El banquero de inversiones de Wall Street, Kim Fennebresque, resumió la actitud insensible de la clase multimillonaria a Vanity Fair en marzo: “La gente morirá. La gente muere. Sucede, ¿verdad? Las personas deben asumir la responsabilidad de sus propias vidas ”.
Esta lógica desquiciada sería impensable en una sociedad socialista que anteponga las vidas humanas a las ganancias. En una economía planificada democráticamente, las decisiones clave sobre cómo se debe dirigir la sociedad no serían dictadas por jefes y directores ejecutivos dispuestos a sacrificar a sus trabajadores. Reabrir la economía no implicaría dejar de lado cientos de miles de muertes evitables para que la gente vuelva a trabajar.
Cualquiera que dude de que los propios trabajadores están mejor equipados para tomar estas decisiones debería recordar a los trabajadores de General Electrics al comienzo de la pandemia, que organizaron protestas para exigir el derecho a construir respiradores. El afán de lucro distorsiona el juicio de la patronal, mientras que los trabajadores son capaces de proporcionar formas creativas e inspiradoras de orientar la producción hacia el servicio de las necesidades humanas.
Bajo un gobierno de trabajadores, los consejos de trabajadores elegidos planificarían la producción y distribución en todos los niveles de la industria, a nivel nacional e internacional. Estos consejos tendrían el poder de prepararse y responder rápidamente a las crisis. La guerra y el nacionalismo, útiles solo para los patrones, desaparecerían a medida que los trabajadores de todo el mundo obtengan los beneficios de la coordinación y la solidaridad globales. De esta manera, podríamos contener de manera efectiva esta pandemia y todas las enfermedades futuras, al tiempo que aseguramos la atención médica, la vivienda y la educación para todos. Finalmente tendríamos la libertad de comenzar el trabajo de implementar rápidamente la transición a la energía renovable y la infraestructura verde mientras creamos millones de empleos en el proceso.

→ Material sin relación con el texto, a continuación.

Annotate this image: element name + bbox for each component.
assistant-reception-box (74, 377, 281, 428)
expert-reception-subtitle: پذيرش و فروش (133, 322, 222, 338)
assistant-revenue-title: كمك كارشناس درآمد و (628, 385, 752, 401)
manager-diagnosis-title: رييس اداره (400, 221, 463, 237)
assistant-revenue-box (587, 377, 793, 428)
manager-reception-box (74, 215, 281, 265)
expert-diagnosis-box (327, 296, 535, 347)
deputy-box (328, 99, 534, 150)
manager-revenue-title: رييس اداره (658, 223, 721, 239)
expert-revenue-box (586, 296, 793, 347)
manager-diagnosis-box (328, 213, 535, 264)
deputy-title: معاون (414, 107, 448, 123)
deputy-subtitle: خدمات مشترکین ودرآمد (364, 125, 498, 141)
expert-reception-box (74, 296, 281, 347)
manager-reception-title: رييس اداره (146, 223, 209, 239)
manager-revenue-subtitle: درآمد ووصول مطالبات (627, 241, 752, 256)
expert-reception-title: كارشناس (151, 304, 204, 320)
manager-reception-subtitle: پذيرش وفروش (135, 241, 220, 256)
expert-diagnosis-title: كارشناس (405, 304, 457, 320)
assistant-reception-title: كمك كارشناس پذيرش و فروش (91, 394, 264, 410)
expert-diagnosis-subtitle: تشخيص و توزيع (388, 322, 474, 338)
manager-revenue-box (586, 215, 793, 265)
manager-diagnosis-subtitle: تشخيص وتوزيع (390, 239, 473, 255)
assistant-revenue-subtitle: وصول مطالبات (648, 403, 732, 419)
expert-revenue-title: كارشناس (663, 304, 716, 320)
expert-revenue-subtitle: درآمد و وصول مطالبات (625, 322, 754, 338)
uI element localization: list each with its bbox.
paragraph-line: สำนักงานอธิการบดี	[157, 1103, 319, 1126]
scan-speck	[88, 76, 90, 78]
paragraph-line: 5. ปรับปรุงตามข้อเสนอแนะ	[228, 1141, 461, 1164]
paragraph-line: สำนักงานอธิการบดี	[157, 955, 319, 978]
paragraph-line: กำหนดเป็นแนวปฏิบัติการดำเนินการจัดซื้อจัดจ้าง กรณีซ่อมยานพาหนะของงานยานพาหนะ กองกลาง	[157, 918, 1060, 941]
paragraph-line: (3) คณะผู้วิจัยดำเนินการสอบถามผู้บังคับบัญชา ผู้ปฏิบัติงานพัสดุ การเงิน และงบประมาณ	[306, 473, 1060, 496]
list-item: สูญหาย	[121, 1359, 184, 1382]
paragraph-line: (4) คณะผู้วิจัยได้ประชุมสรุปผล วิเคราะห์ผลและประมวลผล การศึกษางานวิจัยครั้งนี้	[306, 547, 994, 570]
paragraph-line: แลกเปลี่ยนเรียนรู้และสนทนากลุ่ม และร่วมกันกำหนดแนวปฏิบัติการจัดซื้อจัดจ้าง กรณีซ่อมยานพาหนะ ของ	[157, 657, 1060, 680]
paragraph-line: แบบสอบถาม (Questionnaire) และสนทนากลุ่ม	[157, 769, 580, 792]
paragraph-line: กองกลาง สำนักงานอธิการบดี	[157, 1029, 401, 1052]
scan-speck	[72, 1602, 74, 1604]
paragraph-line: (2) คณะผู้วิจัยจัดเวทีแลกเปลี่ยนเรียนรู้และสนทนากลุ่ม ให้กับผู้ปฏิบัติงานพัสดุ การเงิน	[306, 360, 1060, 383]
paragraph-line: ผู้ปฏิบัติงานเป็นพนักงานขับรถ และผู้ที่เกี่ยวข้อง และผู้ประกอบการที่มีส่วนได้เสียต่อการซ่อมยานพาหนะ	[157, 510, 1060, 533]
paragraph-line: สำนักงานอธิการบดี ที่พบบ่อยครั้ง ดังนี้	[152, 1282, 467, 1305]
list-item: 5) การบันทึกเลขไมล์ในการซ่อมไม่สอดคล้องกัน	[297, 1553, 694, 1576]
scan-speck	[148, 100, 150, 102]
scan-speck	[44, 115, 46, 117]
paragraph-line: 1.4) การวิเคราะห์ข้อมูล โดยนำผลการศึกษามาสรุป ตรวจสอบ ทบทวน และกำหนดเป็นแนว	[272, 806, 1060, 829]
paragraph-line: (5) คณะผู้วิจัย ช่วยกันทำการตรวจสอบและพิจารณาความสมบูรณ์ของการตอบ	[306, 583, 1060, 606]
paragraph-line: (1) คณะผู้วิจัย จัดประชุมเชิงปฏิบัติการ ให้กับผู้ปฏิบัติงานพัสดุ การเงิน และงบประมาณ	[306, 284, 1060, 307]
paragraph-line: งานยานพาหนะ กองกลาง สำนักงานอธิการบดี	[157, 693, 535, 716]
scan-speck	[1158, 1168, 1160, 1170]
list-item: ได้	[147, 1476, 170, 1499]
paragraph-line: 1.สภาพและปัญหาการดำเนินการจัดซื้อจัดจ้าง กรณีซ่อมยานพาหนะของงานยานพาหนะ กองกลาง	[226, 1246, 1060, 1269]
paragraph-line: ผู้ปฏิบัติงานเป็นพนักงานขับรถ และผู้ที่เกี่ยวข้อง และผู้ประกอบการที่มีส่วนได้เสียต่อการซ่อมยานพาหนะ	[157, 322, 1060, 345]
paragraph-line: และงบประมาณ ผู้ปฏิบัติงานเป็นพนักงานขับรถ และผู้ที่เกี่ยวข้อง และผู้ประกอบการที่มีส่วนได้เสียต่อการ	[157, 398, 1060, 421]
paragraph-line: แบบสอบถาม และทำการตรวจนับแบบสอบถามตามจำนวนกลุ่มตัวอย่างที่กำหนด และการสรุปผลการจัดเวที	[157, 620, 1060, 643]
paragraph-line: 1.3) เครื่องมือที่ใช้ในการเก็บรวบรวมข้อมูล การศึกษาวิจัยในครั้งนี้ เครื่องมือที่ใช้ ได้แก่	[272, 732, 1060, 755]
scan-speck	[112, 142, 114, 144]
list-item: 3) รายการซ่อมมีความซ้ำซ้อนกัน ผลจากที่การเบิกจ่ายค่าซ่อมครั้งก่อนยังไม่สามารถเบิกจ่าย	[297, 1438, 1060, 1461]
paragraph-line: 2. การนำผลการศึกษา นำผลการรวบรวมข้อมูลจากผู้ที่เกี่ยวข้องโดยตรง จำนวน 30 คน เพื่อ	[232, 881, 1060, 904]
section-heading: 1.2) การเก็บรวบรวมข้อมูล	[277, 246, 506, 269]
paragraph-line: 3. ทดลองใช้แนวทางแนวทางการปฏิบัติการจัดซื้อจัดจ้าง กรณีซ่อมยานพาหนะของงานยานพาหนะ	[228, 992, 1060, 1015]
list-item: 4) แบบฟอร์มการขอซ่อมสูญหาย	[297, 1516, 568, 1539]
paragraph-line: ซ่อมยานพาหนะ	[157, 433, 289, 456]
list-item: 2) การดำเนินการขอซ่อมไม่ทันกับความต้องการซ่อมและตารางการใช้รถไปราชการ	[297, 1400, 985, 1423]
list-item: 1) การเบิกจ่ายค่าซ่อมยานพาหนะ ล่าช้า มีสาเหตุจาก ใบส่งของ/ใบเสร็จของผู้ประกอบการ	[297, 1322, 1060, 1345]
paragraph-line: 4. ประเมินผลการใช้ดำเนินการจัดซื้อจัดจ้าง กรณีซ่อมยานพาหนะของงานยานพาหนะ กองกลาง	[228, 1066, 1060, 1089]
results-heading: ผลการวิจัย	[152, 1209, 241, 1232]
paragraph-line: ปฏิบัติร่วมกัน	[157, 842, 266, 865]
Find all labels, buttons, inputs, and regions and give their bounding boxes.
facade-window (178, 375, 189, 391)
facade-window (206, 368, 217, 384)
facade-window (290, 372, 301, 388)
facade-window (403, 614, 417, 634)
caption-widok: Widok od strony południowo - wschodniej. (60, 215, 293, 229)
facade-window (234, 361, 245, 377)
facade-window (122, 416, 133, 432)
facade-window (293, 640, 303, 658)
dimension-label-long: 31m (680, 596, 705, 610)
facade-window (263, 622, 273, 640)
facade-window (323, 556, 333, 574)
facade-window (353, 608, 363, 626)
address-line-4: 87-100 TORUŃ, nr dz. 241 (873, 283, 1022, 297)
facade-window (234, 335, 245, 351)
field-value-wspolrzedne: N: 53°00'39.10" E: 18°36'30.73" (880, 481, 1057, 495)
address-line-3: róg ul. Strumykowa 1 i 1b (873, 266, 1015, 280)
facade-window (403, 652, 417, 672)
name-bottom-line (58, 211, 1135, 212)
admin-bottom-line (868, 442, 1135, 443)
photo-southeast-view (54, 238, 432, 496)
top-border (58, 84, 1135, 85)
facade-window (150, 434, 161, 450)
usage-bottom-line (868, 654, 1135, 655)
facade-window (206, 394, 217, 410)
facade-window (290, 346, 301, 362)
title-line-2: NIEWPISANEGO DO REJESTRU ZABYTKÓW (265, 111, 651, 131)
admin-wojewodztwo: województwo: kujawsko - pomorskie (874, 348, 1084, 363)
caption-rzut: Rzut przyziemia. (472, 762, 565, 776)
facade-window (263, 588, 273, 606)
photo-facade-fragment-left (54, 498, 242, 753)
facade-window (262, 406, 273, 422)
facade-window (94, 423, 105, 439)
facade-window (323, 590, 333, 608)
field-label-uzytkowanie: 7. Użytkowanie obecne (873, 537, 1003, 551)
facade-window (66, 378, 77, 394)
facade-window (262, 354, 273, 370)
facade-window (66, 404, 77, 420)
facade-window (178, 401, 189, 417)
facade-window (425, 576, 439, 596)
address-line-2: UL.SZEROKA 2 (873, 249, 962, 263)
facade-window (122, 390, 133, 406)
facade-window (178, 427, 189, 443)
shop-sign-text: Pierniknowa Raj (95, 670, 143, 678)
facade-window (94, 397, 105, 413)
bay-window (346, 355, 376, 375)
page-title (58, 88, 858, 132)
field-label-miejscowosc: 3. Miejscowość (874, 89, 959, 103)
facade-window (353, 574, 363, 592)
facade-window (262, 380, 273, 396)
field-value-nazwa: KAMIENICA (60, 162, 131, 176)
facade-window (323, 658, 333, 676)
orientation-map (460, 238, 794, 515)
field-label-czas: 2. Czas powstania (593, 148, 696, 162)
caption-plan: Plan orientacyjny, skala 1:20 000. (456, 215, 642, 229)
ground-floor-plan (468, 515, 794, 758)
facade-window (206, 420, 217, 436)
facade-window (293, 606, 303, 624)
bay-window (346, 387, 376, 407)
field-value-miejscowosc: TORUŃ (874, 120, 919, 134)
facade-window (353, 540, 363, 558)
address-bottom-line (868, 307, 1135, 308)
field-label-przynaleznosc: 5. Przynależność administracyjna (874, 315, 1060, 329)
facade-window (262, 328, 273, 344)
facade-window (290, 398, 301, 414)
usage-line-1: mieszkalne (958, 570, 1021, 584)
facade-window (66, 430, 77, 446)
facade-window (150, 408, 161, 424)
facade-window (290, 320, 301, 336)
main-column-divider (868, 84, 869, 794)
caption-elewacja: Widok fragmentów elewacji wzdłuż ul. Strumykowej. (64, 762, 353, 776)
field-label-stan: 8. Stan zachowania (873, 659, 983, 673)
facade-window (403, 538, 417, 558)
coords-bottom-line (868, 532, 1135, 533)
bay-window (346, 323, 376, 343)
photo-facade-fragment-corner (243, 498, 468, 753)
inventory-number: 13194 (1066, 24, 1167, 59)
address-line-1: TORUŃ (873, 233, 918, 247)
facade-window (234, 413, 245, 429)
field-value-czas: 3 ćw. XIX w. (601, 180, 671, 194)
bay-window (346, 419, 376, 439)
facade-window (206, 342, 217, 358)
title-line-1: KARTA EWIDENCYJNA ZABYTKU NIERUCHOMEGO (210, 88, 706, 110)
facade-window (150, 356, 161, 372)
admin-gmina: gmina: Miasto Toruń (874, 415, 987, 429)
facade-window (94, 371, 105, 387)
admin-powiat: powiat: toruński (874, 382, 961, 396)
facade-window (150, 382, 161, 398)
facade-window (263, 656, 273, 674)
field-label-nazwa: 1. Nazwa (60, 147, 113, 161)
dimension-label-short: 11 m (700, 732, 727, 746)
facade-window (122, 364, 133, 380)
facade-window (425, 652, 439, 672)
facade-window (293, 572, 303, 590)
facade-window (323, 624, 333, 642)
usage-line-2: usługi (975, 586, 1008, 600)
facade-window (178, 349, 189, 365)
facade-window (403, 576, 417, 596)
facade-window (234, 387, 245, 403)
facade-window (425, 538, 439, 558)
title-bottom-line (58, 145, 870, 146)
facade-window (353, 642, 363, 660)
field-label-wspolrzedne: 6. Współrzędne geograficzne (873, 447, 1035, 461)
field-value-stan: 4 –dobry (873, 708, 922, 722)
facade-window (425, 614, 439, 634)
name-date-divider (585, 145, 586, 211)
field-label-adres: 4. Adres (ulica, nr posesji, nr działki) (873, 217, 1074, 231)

A medida que nos sumerjamos más en la crisis sin resolución dentro del marco capitalista, masas más amplias de personas llegarán a la conclusión de que nuestro único camino a seguir es luchar por una alternativa a este sistema en descomposición. Sin abordar la enfermedad subyacente del capitalismo, veremos más y peores crisis en los próximos años.
Salud pública, seguridad económica, un planeta habitable, libertad de la opresión y la violencia autoritaria: estos son objetivos compartidos por la gran mayoría de las personas en todo el mundo. Solo un sistema socialista es capaz de lograr una justicia real para esta mayoría. Estamos en una encrucijada entre la muerte en masa y la lucha de masas. Es más importante que nunca que comencemos ahora el trabajo de construir este sistema y marquemos 2020 no solo como un año de crisis, sino como un llamamiento histórico a la acción.